How the Sea Saved Me: My Year in Cornwall

A year ago I was packing my bags and anxiously awaiting a move to the other end of the country. I’d booked a 3 month outdoor instructor course during lockdown, after separating from my husband and selling the house. I had no real plan, I just knew that I needed to be somewhere different, breathe a different air and try to find a part of me that I’d lost somewhere along the way,

I’ve had a lot of conversations with friends recently around ‘happiness’ and how sometimes it can be really difficult to identify the things that make us happy. When I was going through my seperation, I had lost sight of what it was to be happy. I was searching for it in all the wrong places and then wondering why I didn’t feel content in the life that I had. I sat with my thoughts and tried to remember the last time I’d felt pure joy. The memory that popped into my head was a holiday to Wales I went on with my school friends, we hired paddle boards and had a beautiful beach all to ourselves. We went out on the water for hours, we laughed and messed about and in that moment, I was so god damn happy. I think this is what spurred me on to book the course, to be by the sea.

Between booking the course and making the move down south, my life changed a lot. We came out of lockdown, I was in a relationship and we spent the summer travelling around the UK. Unfortunately, things weren’t quite smooth sailing and the move became a pretty negative experience. By the time I made it down to Cornwall I was in a terrible place emotionally. The first few months were rocky, I wasn’t the greatest company, yet somehow the people around me were so kind, supportive and caring and helped bring me back to myself.

I started going for swims most mornings. It gave me space to clear my head and have a moment of peace and calm, no matter what head space I was in. Dipping introduced me to so many difference people and helped me build up a community around me. My initial plan was to come down for the three months, do the course, then head back up north and get a job using the skills I’d learnt. But after my relationship broke down, I realised I wanted to stay. There was so much down here I wanted to explore, people I wanted to spend more time with and I thought it would be a waste not to experience a Cornish summer.

Staying was the best decision I ever made. I may not have used any of the qualifications I got, but this year has been about far more than a course. I have made friendships that will last a lifetime, I’ve explored, camped and hiked miles of the coastline, I’ve learnt so much about myself and found a calm in the sea that I’ve never felt before. Those crisp, winter morning swims as the sun was rising, the summer cool offs, the sunset dips. I’ve never felt more alive.

I can’t explain how much I’m going to miss being so close to the water. I have been so lucky to have it on my doorstep and I’m so glad that I’ve made the most of it whilst I’ve been here. I struggle to explain to people the benefits I feel from being in the water, but a while back I tried to put in into words in my post about how my daily dips helped my mental health.

As I was writing this post, I was looking back at my post from when I first moved down here, reflecting on my first few weeks. It reminds me what a terrible headspace I was in at the time but at the same time I feel excitement for me not knowing how many incredible moments there were to come.
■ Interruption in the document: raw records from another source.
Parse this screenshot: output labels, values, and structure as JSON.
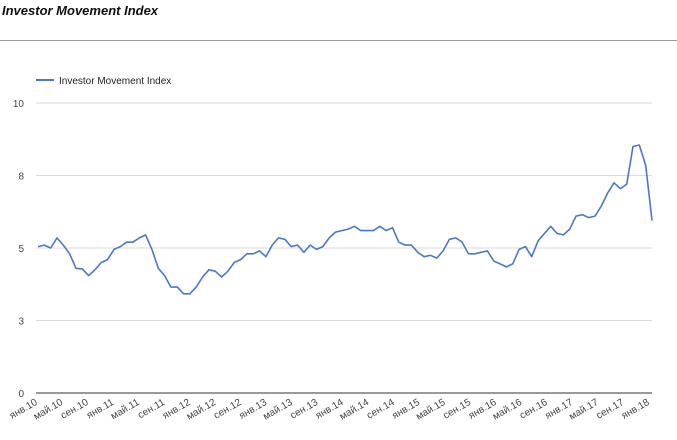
{
  "header": {
    "title": "Investor Movement Index"
  },
  "chart_data": {
    "type": "line",
    "title": "Investor Movement Index",
    "xlabel": "",
    "ylabel": "",
    "ylim": [
      0,
      10
    ],
    "y_ticks": [
      {
        "value": 0,
        "label": "0"
      },
      {
        "value": 2.5,
        "label": "3"
      },
      {
        "value": 5,
        "label": "5"
      },
      {
        "value": 7.5,
        "label": "8"
      },
      {
        "value": 10,
        "label": "10"
      }
    ],
    "x_tick_labels": [
      "янв.10",
      "май.10",
      "сен.10",
      "янв.11",
      "май.11",
      "сен.11",
      "янв.12",
      "май.12",
      "сен.12",
      "янв.13",
      "май.13",
      "сен.13",
      "янв.14",
      "май.14",
      "сен.14",
      "янв.15",
      "май.15",
      "сен.15",
      "янв.16",
      "май.16",
      "сен.16",
      "янв.17",
      "май.17",
      "сен.17",
      "янв.18"
    ],
    "grid": true,
    "legend": "top-left",
    "series": [
      {
        "name": "Investor Movement Index",
        "color": "#4a78c9",
        "values": [
          5.05,
          5.1,
          5.0,
          5.35,
          5.1,
          4.8,
          4.3,
          4.28,
          4.05,
          4.25,
          4.5,
          4.6,
          4.95,
          5.05,
          5.2,
          5.2,
          5.35,
          5.45,
          4.95,
          4.3,
          4.05,
          3.65,
          3.65,
          3.42,
          3.42,
          3.65,
          4.0,
          4.25,
          4.2,
          4.0,
          4.2,
          4.5,
          4.6,
          4.8,
          4.8,
          4.9,
          4.7,
          5.1,
          5.35,
          5.3,
          5.05,
          5.1,
          4.85,
          5.1,
          4.95,
          5.05,
          5.35,
          5.55,
          5.6,
          5.65,
          5.75,
          5.6,
          5.6,
          5.6,
          5.75,
          5.6,
          5.7,
          5.2,
          5.1,
          5.1,
          4.85,
          4.7,
          4.75,
          4.65,
          4.9,
          5.3,
          5.35,
          5.2,
          4.8,
          4.8,
          4.85,
          4.9,
          4.55,
          4.45,
          4.35,
          4.45,
          4.95,
          5.05,
          4.7,
          5.25,
          5.5,
          5.75,
          5.5,
          5.45,
          5.65,
          6.1,
          6.15,
          6.05,
          6.1,
          6.45,
          6.9,
          7.25,
          7.05,
          7.2,
          8.5,
          8.55,
          7.85,
          5.95
        ]
      }
    ]
  }
}
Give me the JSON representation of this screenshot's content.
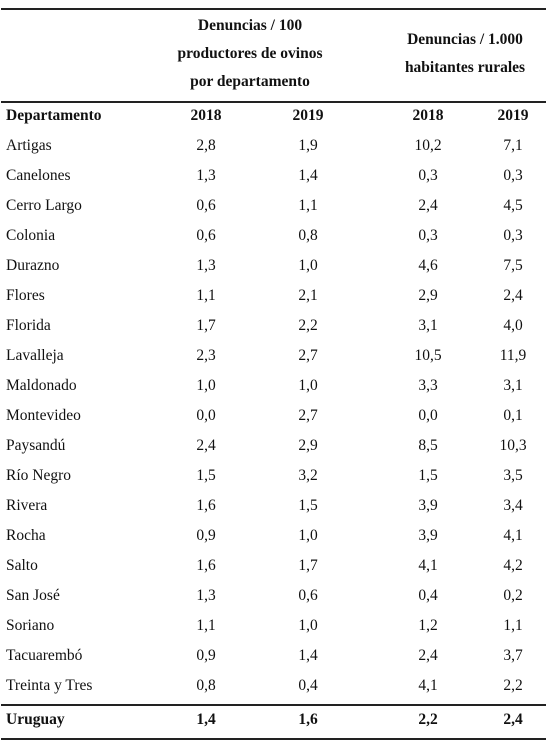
{
  "header": {
    "group1": [
      "Denuncias / 100",
      "productores de ovinos",
      "por departamento"
    ],
    "group2": [
      "Denuncias / 1.000",
      "habitantes rurales"
    ],
    "col_dept": "Departamento",
    "col_2018a": "2018",
    "col_2019a": "2019",
    "col_2018b": "2018",
    "col_2019b": "2019"
  },
  "rows": [
    {
      "dept": "Artigas",
      "v": [
        "2,8",
        "1,9",
        "10,2",
        "7,1"
      ]
    },
    {
      "dept": "Canelones",
      "v": [
        "1,3",
        "1,4",
        "0,3",
        "0,3"
      ]
    },
    {
      "dept": "Cerro Largo",
      "v": [
        "0,6",
        "1,1",
        "2,4",
        "4,5"
      ]
    },
    {
      "dept": "Colonia",
      "v": [
        "0,6",
        "0,8",
        "0,3",
        "0,3"
      ]
    },
    {
      "dept": "Durazno",
      "v": [
        "1,3",
        "1,0",
        "4,6",
        "7,5"
      ]
    },
    {
      "dept": "Flores",
      "v": [
        "1,1",
        "2,1",
        "2,9",
        "2,4"
      ]
    },
    {
      "dept": "Florida",
      "v": [
        "1,7",
        "2,2",
        "3,1",
        "4,0"
      ]
    },
    {
      "dept": "Lavalleja",
      "v": [
        "2,3",
        "2,7",
        "10,5",
        "11,9"
      ]
    },
    {
      "dept": "Maldonado",
      "v": [
        "1,0",
        "1,0",
        "3,3",
        "3,1"
      ]
    },
    {
      "dept": "Montevideo",
      "v": [
        "0,0",
        "2,7",
        "0,0",
        "0,1"
      ]
    },
    {
      "dept": "Paysandú",
      "v": [
        "2,4",
        "2,9",
        "8,5",
        "10,3"
      ]
    },
    {
      "dept": "Río Negro",
      "v": [
        "1,5",
        "3,2",
        "1,5",
        "3,5"
      ]
    },
    {
      "dept": "Rivera",
      "v": [
        "1,6",
        "1,5",
        "3,9",
        "3,4"
      ]
    },
    {
      "dept": "Rocha",
      "v": [
        "0,9",
        "1,0",
        "3,9",
        "4,1"
      ]
    },
    {
      "dept": "Salto",
      "v": [
        "1,6",
        "1,7",
        "4,1",
        "4,2"
      ]
    },
    {
      "dept": "San José",
      "v": [
        "1,3",
        "0,6",
        "0,4",
        "0,2"
      ]
    },
    {
      "dept": "Soriano",
      "v": [
        "1,1",
        "1,0",
        "1,2",
        "1,1"
      ]
    },
    {
      "dept": "Tacuarembó",
      "v": [
        "0,9",
        "1,4",
        "2,4",
        "3,7"
      ]
    },
    {
      "dept": "Treinta y Tres",
      "v": [
        "0,8",
        "0,4",
        "4,1",
        "2,2"
      ]
    }
  ],
  "total": {
    "dept": "Uruguay",
    "v": [
      "1,4",
      "1,6",
      "2,2",
      "2,4"
    ]
  }
}
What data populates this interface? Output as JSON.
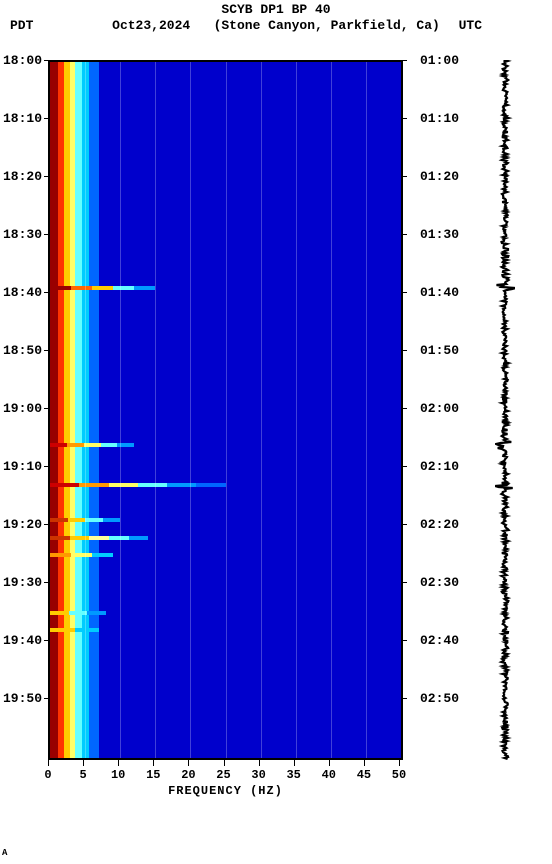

I’m so proud of myself for how much I’ve achieved over the last year. I’ve put myself in situations I would never have dreamed of, pushed myself so far out of my comfort zone, grown my confidence massively and finally managed my first solo camp. But, the mountains are calling. I want to be closer to my family, to hear more of my grandad’s stories of growing up in the Lake District, to be around my nephew who’s growing up far too fast, to catch up with friends that I haven’t seen in far too long, to go see the sunset on Shuttlingsloe. Cornwall isn’t going anywhere, and in the back of my mind I know that if things don’t work out then I can come back. There is still so much I want to explore down here and I will definitely be visiting as regularly as I can manage.

Thank you so much to everyone who made my time in Cornwall so special. I can easily say that it has been the best year of my life to date and I don’t regret a single part of it. If anything, it’s taught me to live more in the moment, take those chances and go with the flow.